WATCH: What Brett Brown and Sixers can teach the Knicks about rebuilding

Howard Megdal

PHILADELPHIA — As the Knicks reckon with a 4-17 start to the season, another campaign with an emphasis on small victories in lieu of the larger ones seems to be what's ahead for David Fizdale's crew.

It stands in contrast to what the organization hoped and believed would happen on the floor this season. Sixers coach Brett Brown remembers that feeling. It's easy to think of the Sixers of inevitable now, in their third straight season of playoff contention, a fashionable pick to win the Eastern Conference. But four long years of losing preceded that, as Brown will be the first to tell you. 

To hear Brown tell it, he didn't even see it coming.

"I never claimed to know. I'll say that," Brown said during a media avail at Sixers practice Tuesday. "I think that this whole tanking, rebuild process, whatever words people choose to use went slower than what I signed up for. And it happened through injury. Nobody planned that and it just, because of multiple injuries, it just was prolonged."

It's interesting to consider that the current Knicks, if we evaluate them in terms of the Scott Perry/Steve Mills version of the front office, are in their third season. Moreover, the parallels would be closer, had the Knicks held onto Kristaps Porzingis — huge asset of a young player sidelined by injuries.

The problem is one of an adjustable lens. By other measures — say, the period since the Knicks were a playoff contender — this will be Year 6, and really, Year 7. If the measure is since David Fizdale came aboard, it is Year 2. 

But notably, even the Sixers, within that seven-year span, changed leadership multiple times. The point here is, rebuilding feels long, even when it works. (Sometimes, when a team is just bad for an extended period of time, it can feel like rebuilding, but it isn't.)

So what changed? Well, Brown had an easy answer for that one.
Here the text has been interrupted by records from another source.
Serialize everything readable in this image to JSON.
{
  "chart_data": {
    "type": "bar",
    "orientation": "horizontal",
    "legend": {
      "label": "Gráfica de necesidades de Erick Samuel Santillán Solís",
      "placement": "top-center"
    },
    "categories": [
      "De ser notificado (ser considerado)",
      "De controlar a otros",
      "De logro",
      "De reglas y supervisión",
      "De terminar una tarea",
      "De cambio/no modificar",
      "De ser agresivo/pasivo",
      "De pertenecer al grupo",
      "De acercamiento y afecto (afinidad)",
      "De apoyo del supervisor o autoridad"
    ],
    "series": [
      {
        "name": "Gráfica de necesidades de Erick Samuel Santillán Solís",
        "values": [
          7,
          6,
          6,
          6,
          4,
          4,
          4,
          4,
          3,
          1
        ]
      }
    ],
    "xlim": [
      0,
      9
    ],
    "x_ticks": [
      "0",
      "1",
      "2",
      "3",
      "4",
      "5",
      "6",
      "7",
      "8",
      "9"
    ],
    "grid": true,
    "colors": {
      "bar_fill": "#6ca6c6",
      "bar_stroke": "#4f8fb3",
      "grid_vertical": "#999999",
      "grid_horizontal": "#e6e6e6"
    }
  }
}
Personnel.

"And here comes [Marco] Bellinelli and JJ [Redick] is here and we really felt like we started to get some weapons that can coexist with Joel [Embiid] and Ben [Simmons]. And that point we knew you were going to be good. How good? Championship good was the was the desired goal obviously, but the path to arrive in my seventh year, you can't script that nor can I claim my knew it. I didn't know any of it."

There's a lesson within that answer, too. And it's an obvious one. To take that leap forward, it's about who is on your team.
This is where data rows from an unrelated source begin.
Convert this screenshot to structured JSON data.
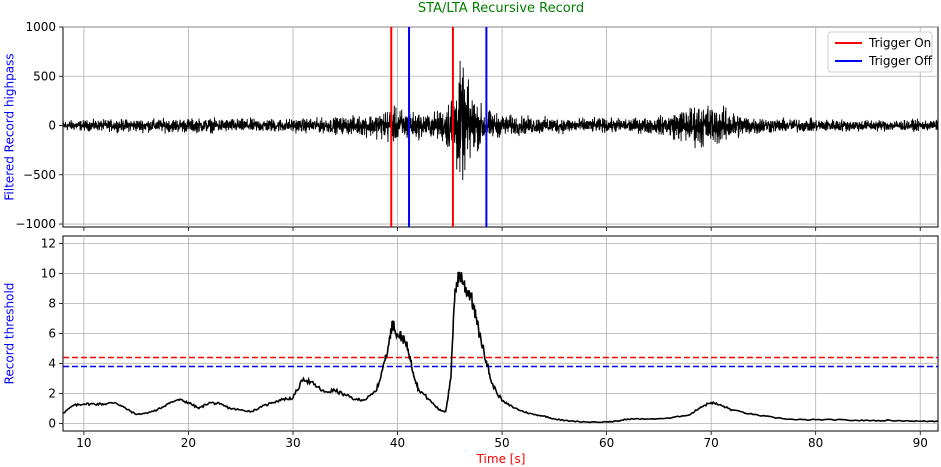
{
  "chart_data": [
    {
      "type": "line",
      "title": "STA/LTA Recursive Record",
      "title_color": "#008000",
      "ylabel": "Filtered Record highpass",
      "ylabel_color": "#0000ff",
      "xlim": [
        8,
        91.7
      ],
      "ylim": [
        -1030,
        1000
      ],
      "yticks": [
        -1000,
        -500,
        0,
        500,
        1000
      ],
      "yticklabels": [
        "−1000",
        "−500",
        "0",
        "500",
        "1000"
      ],
      "xticks": [
        10,
        20,
        30,
        40,
        50,
        60,
        70,
        80,
        90
      ],
      "grid": true,
      "series": [
        {
          "style": "seismic-trace",
          "color": "#000000",
          "envelope": {
            "t": [
              8,
              10,
              15,
              20,
              25,
              30,
              33,
              36,
              38,
              39.3,
              40,
              41.5,
              43,
              44.5,
              45.3,
              46,
              46.8,
              47.5,
              48.5,
              50,
              53,
              58,
              62,
              65,
              67,
              69,
              71,
              73,
              76,
              80,
              85,
              91.7
            ],
            "amplitude": [
              75,
              75,
              90,
              100,
              95,
              95,
              105,
              130,
              170,
              250,
              240,
              190,
              160,
              240,
              520,
              820,
              580,
              360,
              220,
              150,
              120,
              100,
              100,
              120,
              220,
              310,
              260,
              150,
              100,
              90,
              80,
              75
            ]
          }
        }
      ],
      "vlines": [
        {
          "x": 39.4,
          "color": "#ff0000"
        },
        {
          "x": 41.1,
          "color": "#0000ff"
        },
        {
          "x": 45.3,
          "color": "#ff0000"
        },
        {
          "x": 48.5,
          "color": "#0000ff"
        }
      ],
      "legend": {
        "placement": "top-right",
        "entries": [
          {
            "label": "Trigger On",
            "color": "#ff0000"
          },
          {
            "label": "Trigger Off",
            "color": "#0000ff"
          }
        ]
      }
    },
    {
      "type": "line",
      "ylabel": "Record threshold",
      "ylabel_color": "#0000ff",
      "xlabel": "Time [s]",
      "xlabel_color": "#ff0000",
      "xlim": [
        8,
        91.7
      ],
      "ylim": [
        -0.5,
        12.5
      ],
      "yticks": [
        0,
        2,
        4,
        6,
        8,
        10,
        12
      ],
      "yticklabels": [
        "0",
        "2",
        "4",
        "6",
        "8",
        "10",
        "12"
      ],
      "xticks": [
        10,
        20,
        30,
        40,
        50,
        60,
        70,
        80,
        90
      ],
      "xticklabels": [
        "10",
        "20",
        "30",
        "40",
        "50",
        "60",
        "70",
        "80",
        "90"
      ],
      "grid": true,
      "series": [
        {
          "color": "#000000",
          "x": [
            8,
            9,
            10,
            11,
            12,
            13,
            14,
            15,
            16,
            17,
            18,
            19,
            20,
            21,
            22,
            23,
            24,
            25,
            26,
            27,
            28,
            29,
            30,
            31,
            32,
            33,
            34,
            35,
            36,
            37,
            38,
            38.8,
            39.2,
            39.5,
            40,
            40.5,
            41,
            41.5,
            42,
            43,
            44,
            44.6,
            45.1,
            45.5,
            46,
            46.5,
            47,
            47.5,
            48,
            48.5,
            49,
            50,
            51,
            52,
            53,
            54,
            55,
            56,
            58,
            60,
            61,
            62,
            64,
            66,
            68,
            69,
            70,
            71,
            72,
            74,
            76,
            78,
            80,
            82,
            84,
            86,
            88,
            90,
            91.7
          ],
          "values": [
            0.7,
            1.2,
            1.3,
            1.3,
            1.3,
            1.4,
            1.0,
            0.6,
            0.7,
            0.9,
            1.3,
            1.6,
            1.4,
            1.0,
            1.4,
            1.3,
            1.0,
            0.9,
            0.8,
            1.1,
            1.4,
            1.6,
            1.7,
            3.0,
            2.6,
            2.1,
            2.2,
            1.9,
            1.6,
            1.6,
            2.2,
            4.2,
            5.5,
            6.7,
            6.0,
            5.7,
            5.0,
            3.4,
            2.3,
            1.6,
            0.9,
            0.8,
            3.0,
            9.0,
            10.0,
            9.0,
            8.6,
            7.0,
            5.5,
            4.2,
            2.7,
            1.5,
            1.1,
            0.8,
            0.6,
            0.5,
            0.3,
            0.2,
            0.1,
            0.1,
            0.15,
            0.3,
            0.3,
            0.35,
            0.6,
            1.1,
            1.4,
            1.2,
            0.9,
            0.6,
            0.4,
            0.25,
            0.25,
            0.25,
            0.2,
            0.2,
            0.2,
            0.15,
            0.15
          ]
        }
      ],
      "hlines": [
        {
          "y": 4.4,
          "color": "#ff0000",
          "style": "dashed"
        },
        {
          "y": 3.8,
          "color": "#0000ff",
          "style": "dashed"
        }
      ]
    }
  ]
}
Take off your fan glasses, and really think about the gap between Joel Embiid and anyone on the current Knicks. Do the same thing with Ben Simmons.

The Sixers had, and have, both of them.

So whatever culture or other legitimate way you want to talk about how to properly build a team, this Knicks team, and measuring its final 61 games, have everything to do with how much closer RJ Barrett, Mitchell Robinson, Kevin Knox and Frank Ntilikina are at turning into legit NBA starters.

At least from this vantage point, the other major way to turn the Knicks into a Sixers-like team is to find a way to add players at the level of Simmons or Embiid. 

That's the real lesson to be found down the New Jersey Turnpike. Or as Brown put it, when I asked him if the best players, ultimately, are the key to everything.

"It always is," Brown answered. "It always will end up [okay], if your talent's there. And then you're going to need a lot of other things, too, to put mortar around the talent. You need to hold it together with character and chemistry, this team. You need that. You need to have a defensive identity. But you can have all that and not have talent and I would be fishing in May."